Had BBDO really measured oxytocin using blood draws? A few searches led me to Paul’s email, and I sent a query. They were “guessing” about oxytocin, he said, but they were interested in doing a test. I explained that immersion, not just oxytocin, was the best predictor of actions that I had found, and that I could measure it with wireless sensors. BBDO executives cooked up a plan to hold my feet to the fire: a blinded prediction.
Here is how it went. BBDO sent me 18 TV commercials they had created for six different brands. There were three commercials each for Snickers candy bars, Cesar dog food, AT&T phone services, Visa credit cards, and two beers, Guinness and Bud Light. BBDO’s clients had already ranked the commercials by the sales bumps they had produced—information that BBDO withheld from us while we analyzed people’s immersion levels as they watched each commercial.

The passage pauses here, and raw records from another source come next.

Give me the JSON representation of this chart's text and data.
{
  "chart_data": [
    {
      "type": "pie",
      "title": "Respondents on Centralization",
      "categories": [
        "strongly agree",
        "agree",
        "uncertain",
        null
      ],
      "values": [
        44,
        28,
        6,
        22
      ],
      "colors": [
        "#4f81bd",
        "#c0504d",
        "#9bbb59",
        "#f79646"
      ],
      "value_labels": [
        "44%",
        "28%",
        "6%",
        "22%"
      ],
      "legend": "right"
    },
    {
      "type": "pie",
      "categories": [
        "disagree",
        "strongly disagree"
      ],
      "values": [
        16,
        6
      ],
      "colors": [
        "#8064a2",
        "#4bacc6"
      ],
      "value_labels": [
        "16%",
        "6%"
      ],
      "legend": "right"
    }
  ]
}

A blinded prediction is the ultimate test of accuracy because there is no way to cherry-pick the data or do esoteric statistical analyses to improve the forecast: either immersion predicted sales or it did not. We recruited 61 participants to watch the BBDO commercials. Immersion correctly identified the ads that produced the largest sales bump for five of the six brands. Moreover, we found a statistically significant linear relationship between immersion and sales bumps: as immersion increases, so do sales. BBDO was thrilled, as was I.
The BBDO study gave me the confidence to scale up data collection. I started a company called Immersion Neuroscience and, together with my collaborators, built a software platform that allowed anyone to measure immersion. The Immersion Neuroscience software lives in cloud servers and takes the signal from popular wearables that measure cardiac activity, using algorithms we wrote to infer neural states in real time. We launched the platform in 2018, and since then, clients have used it to measure immersion in ways we had never thought of.

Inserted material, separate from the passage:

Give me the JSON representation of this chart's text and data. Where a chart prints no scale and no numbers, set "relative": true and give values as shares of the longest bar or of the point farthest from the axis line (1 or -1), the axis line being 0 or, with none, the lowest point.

Rather than lab experiments, Immersion’s clients are performing field studies. These studies have shown that immersion can identify top-rated reality TV shows with 88 percent accuracy and that immersion while listening to music three months prior to release had a nearly perfect correlation with post-release Spotify streams. Client usage has also found that information recall two weeks after a presentation has a high positive correlation with immersion. Since we launched our platform, a major professional services company, Accenture, has been measuring immersion during the training they provide to employees and has used immersion data to ensure all learners benefit from training. Real-time feedback on immersion is increasingly important as training and education go virtual and instructors are not in the same room with learners.
I have had the privilege to take the basic science we have done on the behavioral effects of oxytocin and create a tool to predict what people are likely to do. Immersion seems to capture the value of experiences. When experiences are valued, they are remembered, acted on, and shared with others. Oxytocin is only part of the neurological process that leads to actions, but the research from my lab and many others during the last 20 years shows it is an important signal of the value that people derive from experiences with social content.
Paul J. Zak is a professor and founding director of the Center for Neuroeconomics Studies at Claremont Graduate University in California. He is also the founder and Chief Immersion Officer of Immersion Neuroscience, which launched the first “Neuroscience as a Service” platform that enables clients to predict human behavior by measuring immersion.